“Yes, Sir.”
“Well, I don’t want to give you the impression, Homer, that I’m running you off,” General Stewart said. “But just take a look at this desk!”
“Thank you very much for your time, General,” Dillon said formally, and then stood up and came to attention. “By your leave, Sir?”
“That will be all, thank you, Major Dillon,” General Stewart replied, as formally.
Chapter Eight
[ONE]
U.S. Naval Hospital
Pearl Harbor, T.H.
1015 Hours 20 October 1942
“So far as I can tell, gentlemen,” Lieutenant Commander Warren W. Warbasse, Medical Corps, USNR, said, “you are all far healthier than you look, or frankly should be.”
“Doctor, I don’t know about these two, but in my case that is obviously due to the fact that I am pure in heart,” First Lieutenant Malcolm S. Pickering, USMCR, said solemnly. “I did not run around the tropical islands chasing bare-breasted maidens in grass skirts.”

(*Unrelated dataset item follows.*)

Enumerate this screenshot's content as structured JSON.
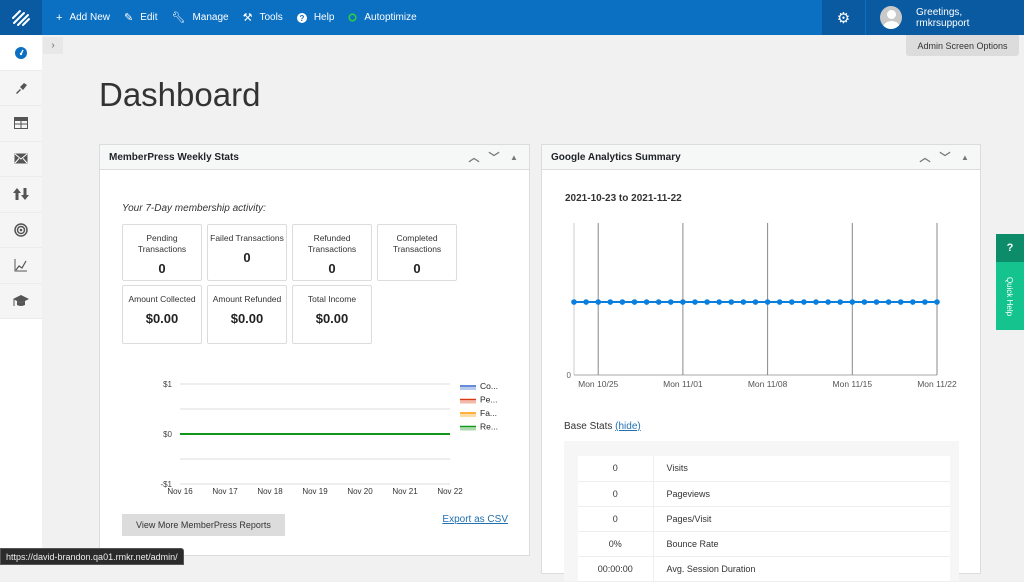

Dr. Warbasse smiled. He was thirty-five or so, tall and curly haired, with a mildly aesthetic look. Despite this last, he had instincts that were solidly down to earth. These told him that the young officer was well on his way to being plastered. He wondered how he managed to find the liquor; the three of them had been brought by station wagon directly to the hospital from the seaplane base at Pearl.
It was a standard procedure for those returning from Guadalcanal. The percentage of returnees with malaria was mind-boggling.
“I’d like to keep you in that pure state, Lieutenant,” Dr. Warbasse said. “Have they told you where you’re going from here?”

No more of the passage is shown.